I'm in Lousville, KY sitting in a hotel room, in the early afternoon. It's cold. It was only 52 degrees in here last night! The heat smelled- I woke up this morning smelling the French Toast from the downstairs lobby. Normally this aroma would have been the best smell ever but when you just want to sleep, I could have done without. But it loured me downstairs- I am thankful for the pretty good coffee.

Marriage. That's what I'm reading about. It's been subconsciously streaming through my mind, hell- don't we as woman, want to be married? Big dress, bridesmaids, flowers, CAKE, and oh, yeah that other person standing in front of an entire congregation and GOD confessing that he will love you for ever.

I'm starting to look at Marriage in a different perspective. As a merging of two families, in futile times, this allowed for a bigger clan. The clan offers protection and support. The bigger the clan the more support and protection against other clans. These clans grew bigger, and became Serfs, Lords, Ladies, Kings and Queens. The church got involved, marriage became a barder over kingdoms. Then there are other realms, arranged marriages, dowries, and my FAVORITE ghost marriages. Here in China, woman who made there wealth, they're own money!, could ask for a ghost marriage to a wealthy dead man. Shit. That works. Accumulate his wealth and yet be your own person- that's not looking like a bad decision.

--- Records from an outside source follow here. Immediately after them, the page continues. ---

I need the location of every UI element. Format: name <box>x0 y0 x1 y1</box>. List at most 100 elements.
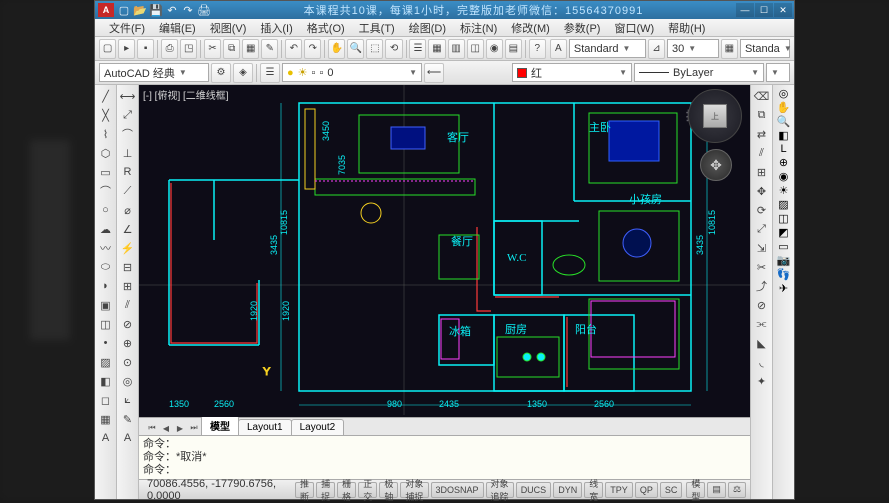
status-dyn[interactable]: DYN <box>553 482 582 498</box>
menu-edit[interactable]: 编辑(E) <box>153 19 202 37</box>
render-icon[interactable]: ◉ <box>779 170 789 183</box>
viewcube-face[interactable]: 上 <box>703 104 727 128</box>
toolpalette-icon[interactable]: ▥ <box>448 39 465 59</box>
mapping-icon[interactable]: ◫ <box>778 212 788 225</box>
coords-readout[interactable]: 70086.4556, -17790.6756, 0.0000 <box>143 478 293 502</box>
qat-open-icon[interactable]: 📂 <box>133 3 147 17</box>
material-icon[interactable]: ▨ <box>778 198 788 211</box>
3dorbit-icon[interactable]: ◎ <box>779 87 789 100</box>
redo-icon[interactable]: ↷ <box>304 39 321 59</box>
tablestyle-icon[interactable]: ▦ <box>721 39 738 59</box>
command-line[interactable]: 命令： 命令：*取消* 命令： <box>139 435 750 479</box>
point-icon[interactable]: • <box>97 334 115 352</box>
dim-break-icon[interactable]: ⊘ <box>119 315 137 333</box>
menu-insert[interactable]: 插入(I) <box>254 19 298 37</box>
ellipsearc-icon[interactable]: ◗ <box>97 277 115 295</box>
textstyle-combo[interactable]: Standard▼ <box>569 39 646 58</box>
new-icon[interactable]: ▢ <box>99 39 116 59</box>
array-icon[interactable]: ⊞ <box>753 163 771 181</box>
dimedit-icon[interactable]: ✎ <box>119 410 137 428</box>
designcenter-icon[interactable]: ▦ <box>428 39 445 59</box>
fly-icon[interactable]: ✈ <box>779 282 788 295</box>
tab-last-icon[interactable]: ⏭ <box>187 421 201 435</box>
dim-radius-icon[interactable]: R <box>119 163 137 181</box>
status-lwt[interactable]: 线宽 <box>584 482 603 498</box>
viewcube[interactable]: 上 <box>688 89 742 143</box>
tab-model[interactable]: 模型 <box>201 415 239 435</box>
zoom-prev-icon[interactable]: ⟲ <box>385 39 402 59</box>
dim-linear-icon[interactable]: ⟷ <box>119 87 137 105</box>
status-infer[interactable]: 推断 <box>295 482 314 498</box>
nav-wheel[interactable]: ✥ <box>700 149 732 181</box>
dim-diameter-icon[interactable]: ⌀ <box>119 201 137 219</box>
erase-icon[interactable]: ⌫ <box>753 87 771 105</box>
spline-icon[interactable]: 〰 <box>97 239 115 257</box>
scale-icon[interactable]: ⤢ <box>753 220 771 238</box>
offset-icon[interactable]: ⫽ <box>753 144 771 162</box>
move-icon[interactable]: ✥ <box>753 182 771 200</box>
dimstyle-combo[interactable]: 30▼ <box>667 39 719 58</box>
mirror-icon[interactable]: ⇄ <box>753 125 771 143</box>
zoom-window-icon[interactable]: ⬚ <box>366 39 383 59</box>
save-icon[interactable]: ▪ <box>137 39 154 59</box>
tab-next-icon[interactable]: ▶ <box>173 421 187 435</box>
insert-icon[interactable]: ▣ <box>97 296 115 314</box>
polygon-icon[interactable]: ⬡ <box>97 144 115 162</box>
minimize-button[interactable]: — <box>736 3 754 17</box>
inspect-icon[interactable]: ◎ <box>119 372 137 390</box>
maximize-button[interactable]: ☐ <box>755 3 773 17</box>
preview-icon[interactable]: ◳ <box>180 39 197 59</box>
layer-props-icon[interactable]: ☰ <box>260 63 280 83</box>
region-icon[interactable]: ◻ <box>97 391 115 409</box>
block-icon[interactable]: ◫ <box>97 315 115 333</box>
flatshot-icon[interactable]: ▭ <box>778 240 788 253</box>
explode-icon[interactable]: ✦ <box>753 372 771 390</box>
ucs-world-icon[interactable]: ⊕ <box>779 156 788 169</box>
xline-icon[interactable]: ╳ <box>97 106 115 124</box>
status-annoscale-icon[interactable]: ⚖ <box>728 482 746 498</box>
ucs-icon[interactable]: L <box>780 143 786 155</box>
drawing-canvas[interactable]: [-] [俯视] [二维线框] 搜狐视频 <box>139 85 750 417</box>
workspace-combo[interactable]: AutoCAD 经典▼ <box>99 63 209 82</box>
zoom-icon[interactable]: 🔍 <box>347 39 364 59</box>
section-icon[interactable]: ◩ <box>778 226 788 239</box>
menu-format[interactable]: 格式(O) <box>301 19 351 37</box>
status-polar[interactable]: 极轴 <box>379 482 398 498</box>
layer-combo[interactable]: ● ☀ ▫ ▫ 0 ▼ <box>282 63 422 82</box>
menu-tools[interactable]: 工具(T) <box>353 19 401 37</box>
dim-angular-icon[interactable]: ∠ <box>119 220 137 238</box>
dimtedit-icon[interactable]: A <box>119 429 137 447</box>
stretch-icon[interactable]: ⇲ <box>753 239 771 257</box>
gradient-icon[interactable]: ◧ <box>97 372 115 390</box>
dim-baseline-icon[interactable]: ⊟ <box>119 258 137 276</box>
pan-icon[interactable]: ✋ <box>328 39 345 59</box>
status-grid[interactable]: 栅格 <box>337 482 356 498</box>
textstyle-icon[interactable]: A <box>550 39 567 59</box>
status-otrack[interactable]: 对象追踪 <box>486 482 514 498</box>
qat-redo-icon[interactable]: ↷ <box>181 3 195 17</box>
centermark-icon[interactable]: ⊙ <box>119 353 137 371</box>
menu-draw[interactable]: 绘图(D) <box>403 19 452 37</box>
dim-aligned-icon[interactable]: ⤢ <box>119 106 137 124</box>
status-3dosnap[interactable]: 3DOSNAP <box>431 482 484 498</box>
arc-icon[interactable]: ⌒ <box>97 182 115 200</box>
tab-first-icon[interactable]: ⏮ <box>145 421 159 435</box>
dim-space-icon[interactable]: ⫽ <box>119 296 137 314</box>
menu-modify[interactable]: 修改(M) <box>505 19 556 37</box>
rotate-icon[interactable]: ⟳ <box>753 201 771 219</box>
light-icon[interactable]: ☀ <box>779 184 789 197</box>
calc-icon[interactable]: ▤ <box>505 39 522 59</box>
status-ortho[interactable]: 正交 <box>358 482 377 498</box>
camera-icon[interactable]: 📷 <box>777 254 791 267</box>
status-snap[interactable]: 捕捉 <box>316 482 335 498</box>
break-icon[interactable]: ⊘ <box>753 296 771 314</box>
tolerance-icon[interactable]: ⊕ <box>119 334 137 352</box>
tab-layout2[interactable]: Layout2 <box>291 419 345 435</box>
color-combo[interactable]: 红▼ <box>512 63 632 82</box>
plot-icon[interactable]: ⎙ <box>161 39 178 59</box>
table-icon[interactable]: ▦ <box>97 410 115 428</box>
layer-prev-icon[interactable]: ⟵ <box>424 63 444 83</box>
mtext-icon[interactable]: A <box>97 429 115 447</box>
copy-icon[interactable]: ⧉ <box>223 39 240 59</box>
qat-save-icon[interactable]: 💾 <box>149 3 163 17</box>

Today there was an interesting commentator on the news. He said that girls are far out educated then the men. That parents of boys should beware- if the teacher says he's going to "catch up" in his reading and math skills- guess what, go get your son a new teacher because he's not going to excel. Well think about it, more woman because Doctors, Lawyers, Judges, Police, Nurses, the more education the more wealth, the less she is likely to find herself in a situation where she more then likely will be like me, single. Checking the single box on everything. And what about those boys who will be lacking in education, well how are they going to get wives? Where are they going to get wives? Cue Mail Order....

Some have told me that my travelling is not good. Sure I get tired- but it's an adventure. Men have always been scared of my travelling. Why? My fellow older women folk of the depression area would tell me I should be home with babies and keeping home for my husband. But who knows, maybe in the same breathe they would tell me to continue what I'm doing. But what if the men are scared that I'll meet someone better then them on the road? I don't have an answer, but I'm not going to stop doing what I believe is my adventure.

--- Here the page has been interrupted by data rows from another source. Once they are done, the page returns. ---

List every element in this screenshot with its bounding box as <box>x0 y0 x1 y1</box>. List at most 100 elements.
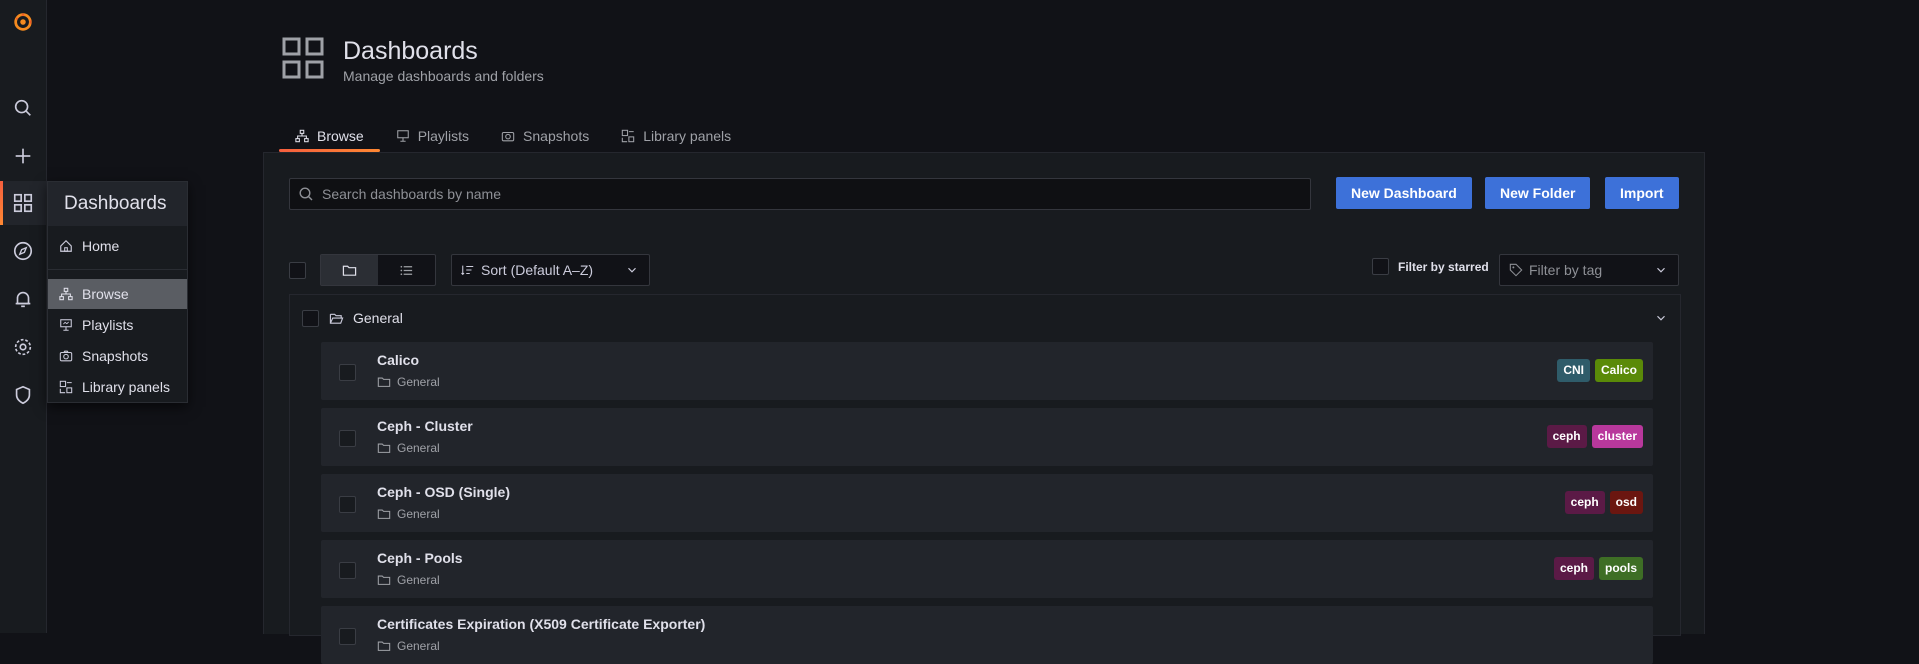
dashboard-tags: ceph pools <box>1553 557 1643 580</box>
dashboard-checkbox[interactable] <box>339 496 356 513</box>
new-folder-button[interactable]: New Folder <box>1485 177 1591 209</box>
dashboard-checkbox[interactable] <box>339 364 356 381</box>
folder-icon <box>377 641 391 651</box>
flyout-title[interactable]: Dashboards <box>48 182 187 226</box>
folder-icon <box>377 377 391 387</box>
page-tabs: Browse Playlists Snapshots Library panel… <box>279 120 747 152</box>
nav-dashboards[interactable] <box>0 181 46 225</box>
browse-content: New Dashboard New Folder Import Sort (De… <box>263 152 1705 664</box>
dashboard-item-certificates-expiration[interactable]: Certificates Expiration (X509 Certificat… <box>321 606 1653 664</box>
folder-section-general: General Calico General CNI Calico Ceph -… <box>289 294 1681 664</box>
list-view-button[interactable] <box>378 255 435 285</box>
dashboard-item-ceph-osd-single[interactable]: Ceph - OSD (Single) General ceph osd <box>321 474 1653 532</box>
import-button[interactable]: Import <box>1605 177 1679 209</box>
tag-badge[interactable]: cluster <box>1591 425 1643 448</box>
flyout-item-snapshots[interactable]: Snapshots <box>48 341 187 371</box>
nav-server-admin[interactable] <box>0 373 46 417</box>
tag-icon <box>1509 263 1523 277</box>
dashboard-item-ceph-pools[interactable]: Ceph - Pools General ceph pools <box>321 540 1653 598</box>
tag-filter-select[interactable]: Filter by tag <box>1499 254 1679 286</box>
flyout-item-label: Browse <box>82 286 129 302</box>
presentation-icon <box>396 130 409 142</box>
chevron-down-icon[interactable] <box>1654 311 1668 325</box>
camera-icon <box>501 131 515 142</box>
filter-by-starred[interactable]: Filter by starred <box>1372 258 1489 275</box>
tab-browse[interactable]: Browse <box>279 120 380 152</box>
folder-icon <box>377 509 391 519</box>
camera-icon <box>59 350 73 362</box>
tag-badge[interactable]: osd <box>1609 491 1643 514</box>
tag-badge[interactable]: Calico <box>1594 359 1643 382</box>
dashboard-title[interactable]: Calico <box>377 352 419 368</box>
home-icon <box>60 239 72 252</box>
dashboard-folder: General <box>377 441 440 455</box>
tab-playlists[interactable]: Playlists <box>380 120 485 152</box>
sitemap-icon <box>59 287 73 301</box>
tab-label: Playlists <box>417 128 470 144</box>
tag-badge[interactable]: pools <box>1599 557 1643 580</box>
search-box[interactable] <box>289 178 1311 210</box>
search-input[interactable] <box>320 185 1284 203</box>
flyout-item-browse[interactable]: Browse <box>48 279 187 309</box>
page-title: Dashboards <box>343 37 478 65</box>
dashboard-checkbox[interactable] <box>339 628 356 645</box>
grafana-logo-icon <box>14 12 32 31</box>
nav-search[interactable] <box>0 86 46 130</box>
new-dashboard-button[interactable]: New Dashboard <box>1336 177 1472 209</box>
dashboard-folder: General <box>377 507 440 521</box>
grafana-logo[interactable] <box>0 0 46 44</box>
dashboard-folder-label: General <box>397 441 440 455</box>
tag-badge[interactable]: ceph <box>1564 491 1605 514</box>
presentation-icon <box>60 319 72 331</box>
flyout-divider <box>48 269 187 270</box>
folder-name: General <box>353 310 403 326</box>
nav-create[interactable] <box>0 134 46 178</box>
dashboards-header-icon <box>282 37 324 79</box>
dashboard-checkbox[interactable] <box>339 562 356 579</box>
chevron-down-icon <box>628 267 636 273</box>
folder-icon <box>377 575 391 585</box>
explore-icon <box>13 241 33 261</box>
plus-icon <box>15 148 31 164</box>
nav-explore[interactable] <box>0 229 46 273</box>
flyout-item-library-panels[interactable]: Library panels <box>48 372 187 402</box>
sort-select[interactable]: Sort (Default A–Z) <box>451 254 650 286</box>
folder-view-button[interactable] <box>321 255 378 285</box>
tag-filter-placeholder: Filter by tag <box>1529 262 1603 278</box>
sort-icon <box>461 265 474 276</box>
starred-checkbox[interactable] <box>1372 258 1389 275</box>
folder-checkbox[interactable] <box>302 309 319 327</box>
dashboard-title[interactable]: Ceph - Cluster <box>377 418 473 434</box>
page-subtitle: Manage dashboards and folders <box>343 68 544 84</box>
dashboard-checkbox[interactable] <box>339 430 356 447</box>
shield-icon <box>15 385 31 405</box>
dashboards-flyout-menu: Dashboards Home Browse Playlists Snapsho… <box>47 181 188 403</box>
dashboard-folder-label: General <box>397 507 440 521</box>
search-icon <box>299 187 313 201</box>
tab-label: Browse <box>317 128 364 144</box>
dashboard-item-ceph-cluster[interactable]: Ceph - Cluster General ceph cluster <box>321 408 1653 466</box>
dashboard-title[interactable]: Ceph - Pools <box>377 550 463 566</box>
flyout-item-home[interactable]: Home <box>48 231 187 261</box>
tag-badge[interactable]: CNI <box>1557 359 1590 382</box>
dashboard-folder: General <box>377 573 440 587</box>
library-panel-icon <box>59 380 73 394</box>
nav-configuration[interactable] <box>0 325 46 369</box>
flyout-item-playlists[interactable]: Playlists <box>48 310 187 340</box>
dashboard-folder: General <box>377 639 440 653</box>
tab-library-panels[interactable]: Library panels <box>605 120 747 152</box>
view-toggle <box>320 254 436 286</box>
flyout-item-label: Home <box>82 238 120 254</box>
dashboard-item-calico[interactable]: Calico General CNI Calico <box>321 342 1653 400</box>
dashboard-folder-label: General <box>397 573 440 587</box>
folder-header[interactable]: General <box>290 295 1680 341</box>
dashboard-title[interactable]: Ceph - OSD (Single) <box>377 484 510 500</box>
tag-badge[interactable]: ceph <box>1546 425 1587 448</box>
tag-badge[interactable]: ceph <box>1553 557 1594 580</box>
alerting-icon <box>15 291 31 308</box>
dashboard-title[interactable]: Certificates Expiration (X509 Certificat… <box>377 616 705 632</box>
flyout-item-label: Playlists <box>82 317 134 333</box>
select-all-checkbox[interactable] <box>289 262 306 279</box>
tab-snapshots[interactable]: Snapshots <box>485 120 605 152</box>
nav-alerting[interactable] <box>0 277 46 321</box>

Anyway, back to marriage. Because I travel does it mean I will lack in the department? Do I have a predestined plan via the universe that I will be independant and strong and my own bread winner (that scares me)?

I do have one realization: infatuation. Quite a few of the men I have been with, seriously, has been an infatuation. Think about it. When I thought I couldn't breathe without this person. I can, I totally can but at those points, I was dying without them. My question to myself is- Was this person a friend? Did they love me for all my faults and yet join in whatever adventure I may encounter? NOPE- big FAT NOPE.

I'm done with the infatuation. Love can be romantic. Marriage can sound romantic. But it's also realistic. I'd like someone to get and be able to work with my faults. That'd be love. Someone who can put up with me. But on the other hand, a good, Clark Kent guy, whom I can love, he's going to have faults too. And I promise who ever that person is, I will love those faults.